Accomplishments that we're proud of
There are several initiatives that attempt to classify chest x-rays to detect the presence of severe cases of COVID-19. Few of those implementations provide explainable/interpretable AI algoritms. It is imperative that this model be interpretable. Deep convolutional neural networks are not inherently interpretable; rather, they are considered to be “black boxes”. According to an international statement on the ethics of artificial intelligence in radiology, “transparency, interpretability, and explainability are necessary to build patient and provider trust”. Clinicians are not likely to put all their trust in the predictions of a black box algorithm, nor should they. By providing explanations for why our model predicts COVID-19 infection or lack thereof, any researchers or clinicians interested in improving this system may gain an appreciation of why the model makes a particular decision. Not only is it ethically responsible to pursue explainable machine learning models, it is also informative to researchers to ensure that there is no data leakage or unintended bias in the model. We are glad that we explored explainability methods, as we noticed multiple sources of possible data leakage in our model and in the approaches of others in the data science community.
What we learned
We learned that explainability is essential not just for the trustworthiness of a model, but to support the process of iterative model development (i.e. feature engineering). We also learned how important it will be to integrate new data to improve the model's generalizability and also that is will be essential to integrate clinical expertise moving forward.
What's next for COVID-CXR
- Future work will endeavour to train a well-known residual network (e.g. ResNet50) and capitalize on transfer learning from pre-trained weights.

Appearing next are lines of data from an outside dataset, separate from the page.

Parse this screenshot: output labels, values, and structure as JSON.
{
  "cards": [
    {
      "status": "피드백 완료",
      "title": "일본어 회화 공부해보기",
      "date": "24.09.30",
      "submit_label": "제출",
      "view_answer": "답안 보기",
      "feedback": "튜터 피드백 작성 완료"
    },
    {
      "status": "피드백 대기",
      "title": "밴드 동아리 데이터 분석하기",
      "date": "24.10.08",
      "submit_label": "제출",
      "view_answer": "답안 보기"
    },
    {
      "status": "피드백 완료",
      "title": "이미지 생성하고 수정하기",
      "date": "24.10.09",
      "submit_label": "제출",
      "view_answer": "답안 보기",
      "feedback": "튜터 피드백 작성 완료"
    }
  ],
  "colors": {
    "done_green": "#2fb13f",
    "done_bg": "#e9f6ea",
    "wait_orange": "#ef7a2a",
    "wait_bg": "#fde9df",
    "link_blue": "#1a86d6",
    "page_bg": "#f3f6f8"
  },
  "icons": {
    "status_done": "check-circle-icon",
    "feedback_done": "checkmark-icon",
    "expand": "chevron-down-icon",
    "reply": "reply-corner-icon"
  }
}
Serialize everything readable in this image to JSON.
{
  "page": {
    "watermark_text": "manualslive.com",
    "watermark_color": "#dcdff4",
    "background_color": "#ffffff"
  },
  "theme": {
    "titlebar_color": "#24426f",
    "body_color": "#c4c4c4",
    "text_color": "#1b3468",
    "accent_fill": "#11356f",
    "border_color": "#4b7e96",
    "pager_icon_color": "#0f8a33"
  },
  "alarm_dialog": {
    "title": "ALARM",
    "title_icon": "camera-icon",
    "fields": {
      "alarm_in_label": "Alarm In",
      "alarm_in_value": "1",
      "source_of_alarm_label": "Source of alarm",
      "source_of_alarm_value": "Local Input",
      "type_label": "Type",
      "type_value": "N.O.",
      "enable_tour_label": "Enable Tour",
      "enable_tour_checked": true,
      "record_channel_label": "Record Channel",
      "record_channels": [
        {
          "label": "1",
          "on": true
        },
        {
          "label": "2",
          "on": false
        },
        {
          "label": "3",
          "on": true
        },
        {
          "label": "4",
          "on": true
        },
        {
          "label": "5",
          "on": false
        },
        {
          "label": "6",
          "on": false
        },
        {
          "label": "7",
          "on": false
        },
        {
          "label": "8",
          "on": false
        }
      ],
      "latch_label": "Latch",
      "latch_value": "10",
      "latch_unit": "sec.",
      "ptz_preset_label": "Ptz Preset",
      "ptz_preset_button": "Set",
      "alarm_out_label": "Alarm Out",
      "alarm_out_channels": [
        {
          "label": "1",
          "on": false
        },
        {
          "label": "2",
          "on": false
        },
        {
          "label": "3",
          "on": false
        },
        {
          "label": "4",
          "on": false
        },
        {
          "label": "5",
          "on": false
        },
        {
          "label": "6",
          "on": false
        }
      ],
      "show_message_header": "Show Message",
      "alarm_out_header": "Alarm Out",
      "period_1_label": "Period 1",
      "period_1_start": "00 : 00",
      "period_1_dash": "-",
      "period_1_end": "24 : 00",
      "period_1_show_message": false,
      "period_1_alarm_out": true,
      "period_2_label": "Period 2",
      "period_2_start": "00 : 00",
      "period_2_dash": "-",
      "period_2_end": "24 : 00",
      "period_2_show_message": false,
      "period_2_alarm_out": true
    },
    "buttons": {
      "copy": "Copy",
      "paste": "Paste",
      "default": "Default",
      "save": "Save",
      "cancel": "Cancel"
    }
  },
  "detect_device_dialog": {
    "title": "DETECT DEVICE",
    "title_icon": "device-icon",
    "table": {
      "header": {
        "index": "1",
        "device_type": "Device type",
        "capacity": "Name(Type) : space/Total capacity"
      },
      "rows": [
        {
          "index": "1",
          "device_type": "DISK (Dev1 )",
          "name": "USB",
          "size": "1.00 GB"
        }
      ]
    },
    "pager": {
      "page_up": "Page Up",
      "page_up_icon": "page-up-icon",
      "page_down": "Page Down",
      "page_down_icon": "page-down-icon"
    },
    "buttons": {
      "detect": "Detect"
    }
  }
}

- Although LIME is an excellent explainability algorithm, we will be applying and comparing alternative model-agnostic explainability algorithms in the near future.
- Incorporating the expertise of healthcare practicioners to validate and improve the models explanations and predictions.
- Incorporating other patient outcome data into the model to predict case severity and clinical course so as to aid in allocating critical resources more fairly.
- Collaboration with other researchers in the AI in medical imaging field to improve the model outcomes.